Q: What is a blonde doing when she holds her hands tightly over her ears? A: She's trying to hold on to a thought.
One day while a blonde was out driving her car, she ran into a truck. The truck driver made her pull over into a parking lot and get out of the car. He took a piece of chalk and drew a circle on the pavement. He told her to stand in the middle and not leave the circle. Furious, he went over to her car and slashed the tires. The blonde started laughing. This made the man angrier so he smashed her windshield. This time the blonde laughed even harder. Livid, the man broke all her windows and keyed her car. The blonde is now laughing hysterically, so the truck driver asks her what’s so funny.
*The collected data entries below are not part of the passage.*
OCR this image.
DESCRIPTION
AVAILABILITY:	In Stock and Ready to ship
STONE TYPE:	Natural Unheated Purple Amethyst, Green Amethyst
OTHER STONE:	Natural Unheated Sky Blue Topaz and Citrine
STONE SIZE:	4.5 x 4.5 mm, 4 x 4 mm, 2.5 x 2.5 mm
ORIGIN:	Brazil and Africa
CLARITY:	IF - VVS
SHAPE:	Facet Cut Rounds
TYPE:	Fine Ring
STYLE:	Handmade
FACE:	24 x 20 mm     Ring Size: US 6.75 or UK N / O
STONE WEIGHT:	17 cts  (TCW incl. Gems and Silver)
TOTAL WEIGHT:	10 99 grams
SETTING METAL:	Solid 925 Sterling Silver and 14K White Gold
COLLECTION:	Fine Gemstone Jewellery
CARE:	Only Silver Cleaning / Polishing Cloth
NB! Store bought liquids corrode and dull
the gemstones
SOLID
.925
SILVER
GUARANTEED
The blonde giggled and replied, “When you weren’t looking, I stepped out of the circle three times!
Yo mama so stupid she stuck her face into a book to make a Facebook.
Yo mamma so stupid she tried to eat her iPhone because it had an apple on it!
Yo momma so stupid she thinks a quarterback is a refund!
A blonde bought a brand new car and decided to drive down from some place far off, to meet this friend. She reached there in a few hours. After spending a few days there, she decided to return, and called up her mother to expect her in the evening. But she didn't reach home in the evening and not the next day either. When she finally reached home on the third day, her distraught mother ran and asked her what happened? She got out, obviously very tired from a long journey, and said, "These car designers are crazy! They have four gears for going forward, but only one for going back!"
Yo Mama so stupid she put a peephole in a glass door!
One day, a blonde and her friend were walking through the park. Suddenly, the blonde's friend said, "Oh, look, a dead birdie!" The blonde looked up and said, "Where?"
Q: Why did the blonde buy a brown cow? A: To get chocolate milk.
Yo Mommas so stupid she got lost in a telephone booth.